When Business Becomes Personal

They say that running a household is very much like running a business. Once you become an expert in running your personal finances, it would be easy to manage your business finances. Sometimes though it can get complicated and it wouldn’t seem as simple as it should be. A lot of times individuals who are just starting their own businesses have to deal with a messy cash flow, thus eventually costing them the opportunity of making their business profitable. So here are some tips from personal experiences and conversations with some start-up business owners that could hopefully stray you from the losing and get you closer to profiting.

  1. Know how far your capital can go. Before even starting a business, figure out how much capital you’d need to survive at least 3-5 years. Plan out possible expenses to see how cash flow would look like once you’ve started. Know how you’d use the capital considering the potential expenses in putting up the business and the operating expenses once the business has started. Planning will not guarantee profit, but at least it lowers the risk of losing the business.
  1. Have an emergency fund. Much like our household, businesses can encounter emergencies that can disrupt regular cash flow. Set aside part of your capital for these situations so as not to disrupt business operations. As a business owner, it will also lessen your worry on where you would scour for money when emergencies arise.
  1. Separate business money and household money. There’s a reason why mixing pleasure with business can be dangerous. If the pleasure is too good, you might end up forgetting you’re still in business, eventually losing all of the latter. Start off the right way by creating 2 different accounts: one for business and another for household. Avoid transferring money from one account to another unless there’s a really good reason why you are doing it (like cashing in on profit/getting a salary). I’ve had encounters with small business owners having difficulty managing their cash flows because both business and household expenses are taken from one account only.
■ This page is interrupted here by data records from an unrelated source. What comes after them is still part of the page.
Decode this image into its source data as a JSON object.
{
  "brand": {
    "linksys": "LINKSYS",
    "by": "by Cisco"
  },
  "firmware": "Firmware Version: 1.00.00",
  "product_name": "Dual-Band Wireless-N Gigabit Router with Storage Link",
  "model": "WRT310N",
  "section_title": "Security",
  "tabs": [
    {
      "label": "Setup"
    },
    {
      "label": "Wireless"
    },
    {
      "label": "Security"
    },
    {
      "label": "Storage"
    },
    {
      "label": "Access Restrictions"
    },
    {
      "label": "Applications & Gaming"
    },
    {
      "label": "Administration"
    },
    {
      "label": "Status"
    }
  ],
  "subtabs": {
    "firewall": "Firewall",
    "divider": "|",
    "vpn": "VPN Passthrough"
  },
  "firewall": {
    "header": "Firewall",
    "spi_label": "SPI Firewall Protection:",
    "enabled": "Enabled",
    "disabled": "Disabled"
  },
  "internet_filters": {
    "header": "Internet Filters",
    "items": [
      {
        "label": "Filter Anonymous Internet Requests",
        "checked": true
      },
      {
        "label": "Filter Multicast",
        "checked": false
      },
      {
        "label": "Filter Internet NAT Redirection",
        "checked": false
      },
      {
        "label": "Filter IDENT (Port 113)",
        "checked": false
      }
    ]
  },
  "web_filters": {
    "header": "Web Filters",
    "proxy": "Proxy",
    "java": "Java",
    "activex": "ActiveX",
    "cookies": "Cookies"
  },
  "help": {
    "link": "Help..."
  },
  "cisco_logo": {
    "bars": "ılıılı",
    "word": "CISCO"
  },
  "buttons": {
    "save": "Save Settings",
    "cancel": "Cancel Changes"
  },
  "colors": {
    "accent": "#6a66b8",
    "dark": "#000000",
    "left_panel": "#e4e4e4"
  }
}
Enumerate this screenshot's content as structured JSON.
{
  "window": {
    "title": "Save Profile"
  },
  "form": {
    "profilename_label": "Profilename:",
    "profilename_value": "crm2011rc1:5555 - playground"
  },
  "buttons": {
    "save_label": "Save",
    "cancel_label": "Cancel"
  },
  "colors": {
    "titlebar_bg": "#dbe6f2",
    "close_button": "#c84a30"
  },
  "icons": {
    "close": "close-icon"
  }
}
Another good reason for doing this is if your business gets into financial troubles, you won’t have to worry about your personal finances as much.
  1. Track expenses (separately) for business and household. One common mistake in personal finance is not tracking expenses simply because it’s too tedious. Creating a budget without tracking expenses makes budgeting useless. In business, expenses is one key component in assessing if your business is profitable, while in your household, tracking expenses allows you to see if you are living within your means. Keep a separate list as well so you won’t be confused.
  1. Give yourself a salary. If your business will be your source for paying off household expenses, give yourself a fixed monthly salary instead of allowing yourself to freely get money from your business account. It will be very tempting to just get as much money as you want from your business account especially if you are the sole decision maker in the business. So to keep yourself away from this temptation, treat yourself as an employee of your own company instead of a business owner. Schedule transfer of salary monthly or bi-monthly and make sure to list your salary as a business expense.
  2. Save and invest in expanding the business. Businesses, ideally should not be a one and done affair. Expansion is usually part of the business cycle. Save a part of your profit for eventual expansion instead of cashing in on profit early. A lot of times we’d want to cash in on profits immediately to satisfy our urge to splurge on personal luxuries. Before splurging look at the big picture and see what you want your business to be like 5-10 years from now. One could lose on the opportunity of earning more from the business if profit is realized and used for personal wants.